I dissent. The majority opinion holds that the interests of four claimants escheat to the State of California because of the provisions of Probate Code section 1026. In my opinion, under the facts of this case, this constitutes a great injustice to these four claimants.

In the first place, the state contends that section 1026 is not a statute of limitations but is part of the substantive law of inheritance. This is a matter of semantics. As the majority opinion points out this case was tried and appealed at a time when section 1026 could apply but was not raised by the state. One day, before the second trial, the state attempted to amend by raising this section. The trial court held that section 1026 was tolled. In so holding, the trial court was clearly correct. The provisions of section 1026 are subject to tolling under proper circumstances. (Estate of Caravas, 40 Cal.2d 33, 41-42 [250 P.2d 593]; Estate of Spinosa, 117 Cal.App.2d 364, 370-372 [255 P.2d 843].) This was a proper case to toll the statute.

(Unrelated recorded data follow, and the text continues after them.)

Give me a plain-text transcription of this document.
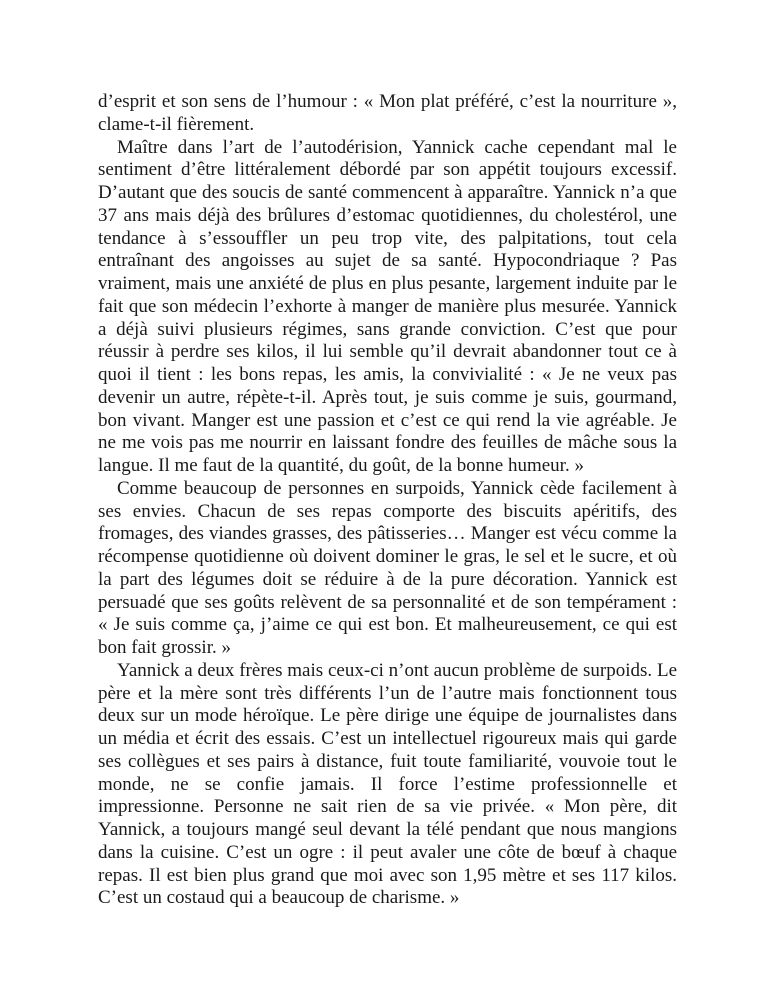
d’esprit et son sens de l’humour : « Mon plat préféré, c’est la nourriture »,
clame-t-il fièrement.

Maître dans l’art de l’autodérision, Yannick cache cependant mal le
sentiment d’être littéralement débordé par son appétit toujours excessif.
D’autant que des soucis de santé commencent à apparaître. Yannick n’a que
37 ans mais déjà des brûlures d’estomac quotidiennes, du cholestérol, une
tendance à s’essouffler un peu trop vite, des palpitations, tout cela
entraînant des angoisses au sujet de sa santé. Hypocondriaque ? Pas
vraiment, mais une anxiété de plus en plus pesante, largement induite par le
fait que son médecin l’exhorte à manger de manière plus mesurée. Yannick
a déjà suivi plusieurs régimes, sans grande conviction. C’est que pour
réussir à perdre ses kilos, il lui semble qu’il devrait abandonner tout ce à
quoi il tient : les bons repas, les amis, la convivialité : « Je ne veux pas
devenir un autre, répète-t-il. Après tout, je suis comme je suis, gourmand,
bon vivant. Manger est une passion et c’est ce qui rend la vie agréable. Je
ne me vois pas me nourrir en laissant fondre des feuilles de mâche sous la
langue. Il me faut de la quantité, du goût, de la bonne humeur. »

Comme beaucoup de personnes en surpoids, Yannick cède facilement à
ses envies. Chacun de ses repas comporte des biscuits apéritifs, des
fromages, des viandes grasses, des pâtisseries… Manger est vécu comme la
récompense quotidienne où doivent dominer le gras, le sel et le sucre, et où
la part des légumes doit se réduire à de la pure décoration. Yannick est
persuadé que ses goûts relèvent de sa personnalité et de son tempérament :
« Je suis comme ça, j’aime ce qui est bon. Et malheureusement, ce qui est
bon fait grossir. »

Yannick a deux frères mais ceux-ci n’ont aucun problème de surpoids. Le
père et la mère sont très différents l’un de l’autre mais fonctionnent tous
deux sur un mode héroïque. Le père dirige une équipe de journalistes dans
un média et écrit des essais. C’est un intellectuel rigoureux mais qui garde
ses collègues et ses pairs à distance, fuit toute familiarité, vouvoie tout le
monde, ne se confie jamais. Il force l’estime professionnelle et
impressionne. Personne ne sait rien de sa vie privée. « Mon père, dit
Yannick, a toujours mangé seul devant la télé pendant que nous mangions
dans la cuisine. C’est un ogre : il peut avaler une côte de bœuf à chaque
repas. Il est bien plus grand que moi avec son 1,95 mètre et ses 117 kilos.
C’est un costaud qui a beaucoup de charisme. »
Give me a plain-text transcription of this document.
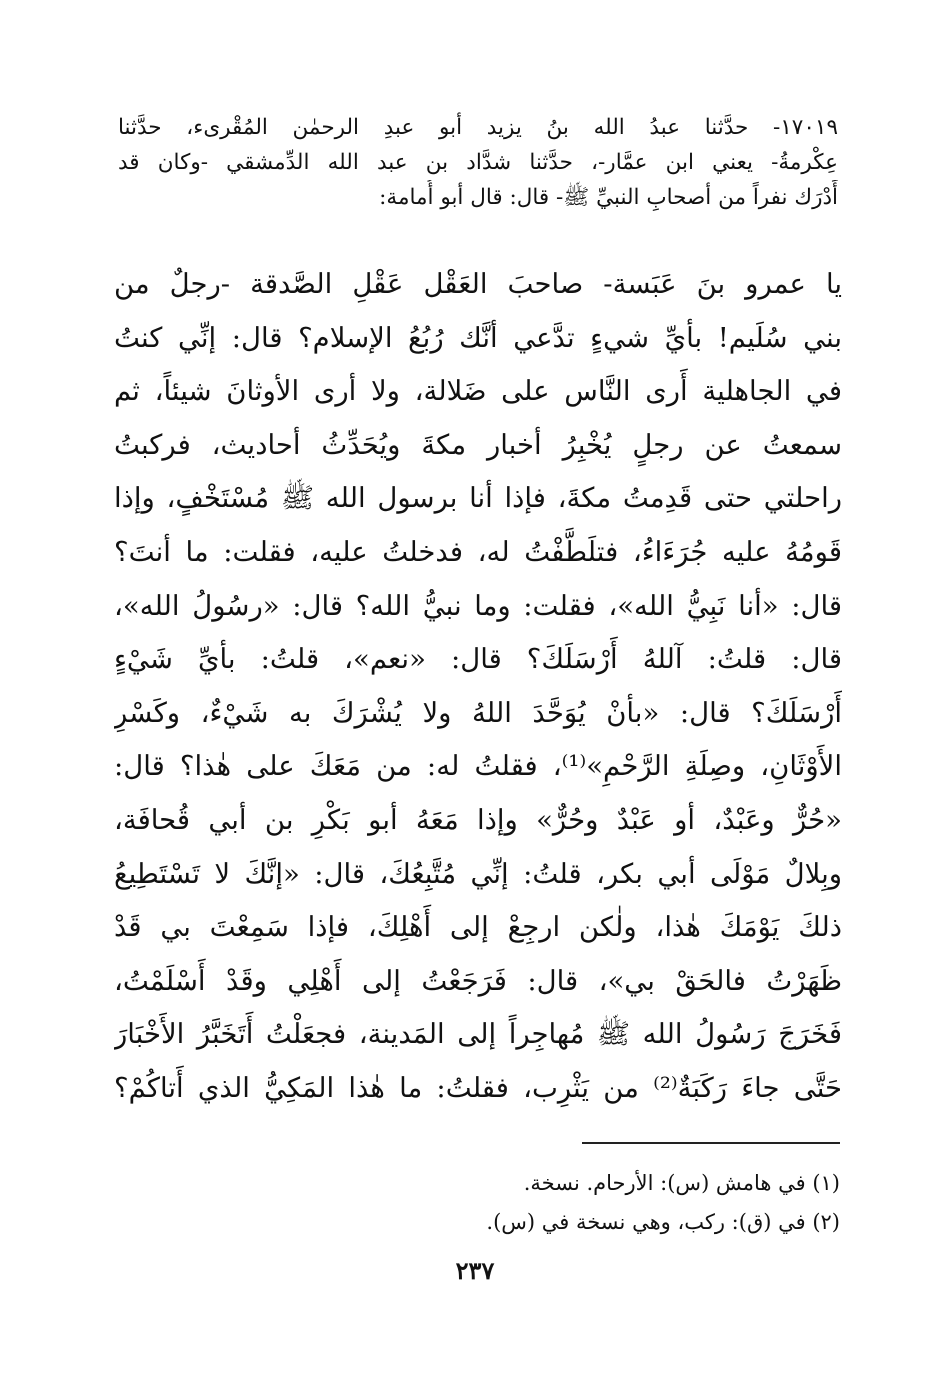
١٧٠١٩- حدَّثنا عبدُ الله بنُ يزيد أبو عبدِ الرحمٰن المُقْرىء، حدَّثنا
عِكْرمةُ- يعني ابن عمَّار-، حدَّثنا شدَّاد بن عبد الله الدِّمشقي -وكان قد
أَدْرَك نفراً من أصحابِ النبيِّ ﷺ- قال: قال أبو أُمامة:
يا عمرو بنَ عَبَسة- صاحبَ العَقْل عَقْلِ الصَّدقة -رجلٌ من
بني سُلَيم! بأيِّ شيءٍ تدَّعي أنَّك رُبُعُ الإسلام؟ قال: إنِّي كنتُ
في الجاهلية أَرى النَّاس على ضَلالة، ولا أرى الأوثانَ شيئاً، ثم
سمعتُ عن رجلٍ يُخْبِرُ أخبار مكةَ ويُحَدِّثُ أحاديث، فركبتُ
راحلتي حتى قَدِمتُ مكةَ، فإذا أنا برسول الله ﷺ مُسْتَخْفٍ، وإذا
قَومُهُ عليه جُرَءَاءُ، فتلَطَّفْتُ له، فدخلتُ عليه، فقلت: ما أنتَ؟
قال: «أنا نَبِيُّ الله»، فقلت: وما نبيُّ الله؟ قال: «رسُولُ الله»،
قال: قلتُ: آللهُ أَرْسَلَكَ؟ قال: «نعم»، قلتُ: بأيِّ شَيْءٍ
أَرْسَلَكَ؟ قال: «بأنْ يُوَحَّدَ اللهُ ولا يُشْرَكَ به شَيْءٌ، وكَسْرِ
الأَوْثَانِ، وصِلَةِ الرَّحْمِ»⁽¹⁾، فقلتُ له: من مَعَكَ على هٰذا؟ قال:
«حُرٌّ وعَبْدٌ، أو عَبْدٌ وحُرٌّ» وإذا مَعَهُ أبو بَكْرِ بن أبي قُحافَة،
وبِلالٌ مَوْلَى أبي بكر، قلتُ: إنِّي مُتَّبِعُكَ، قال: «إنَّكَ لا تَسْتَطِيعُ
ذلكَ يَوْمَكَ هٰذا، ولٰكن ارجِعْ إلى أَهْلِكَ، فإذا سَمِعْتَ بي قَدْ
ظَهَرْتُ فالحَقْ بي»، قال: فَرَجَعْتُ إلى أَهْلِي وقَدْ أَسْلَمْتُ،
فَخَرَجَ رَسُولُ الله ﷺ مُهاجِراً إلى المَدينة، فجعَلْتُ أَتَخَبَّرُ الأَخْبَارَ
حَتَّى جاءَ رَكَبَةٌ⁽²⁾ من يَثْرِب، فقلتُ: ما هٰذا المَكِيُّ الذي أَتاكُمْ؟
(١) في هامش (س): الأرحام. نسخة.
(٢) في (ق): ركب، وهي نسخة في (س).
٢٣٧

The Estate of Gogabashvele, 195 Cal.App.2d 503 [16 Cal.Rptr. 77], was decided on September 12, 1961. The Estate of Larkin, 65 Cal.2d 60 [52 Cal.Rptr. 441, 416 P.2d 473], disapproving the Gogabashvele case, was decided on August 2, 1966. This court had denied a hearing in the Gogabashvele case. What the majority opinion holds is that during this five-year period a reasonably competent attorney should pay no attention at all to the Gogabashvele case and the denial of hearing but should go to the Supreme Court and ask that court to disapprove. This is sheer nonsense. An attorney, reasonably competent, is entitled to rely on a district court opinion, in which a hearing by this court has been denied, and is entitled to consider that that opinion correctly states the law. For this reason, section 1026, which is a statute of limitations, was tolled during this five-year period.

It is also the law that the statute of limitations is waived when it is not pleaded. (Bliss v. Sneath, 119 Cal. 526, 528 [51 P. 848]; Taylor v. Sanford, 203 Cal.App.2d 330, 345 [21 Cal.Rptr. 697].) Here, the state *82not only failed to plead the provisions of section 1026 at a time after the five-year period prescribed by section 1026 had passed, but proceeded to trial and then to appeal without raising the question. Under such circumstances there was a clear waiver.

It should also be mentioned that this is an escheat case. The state has no proper interest to escheat property that properly and legally belongs to someone else. Escheat statutes should be strictly construed.

For these reasons, I am of the opinion that the four claimants involved in this proceeding are entitled to their proper share of the estate.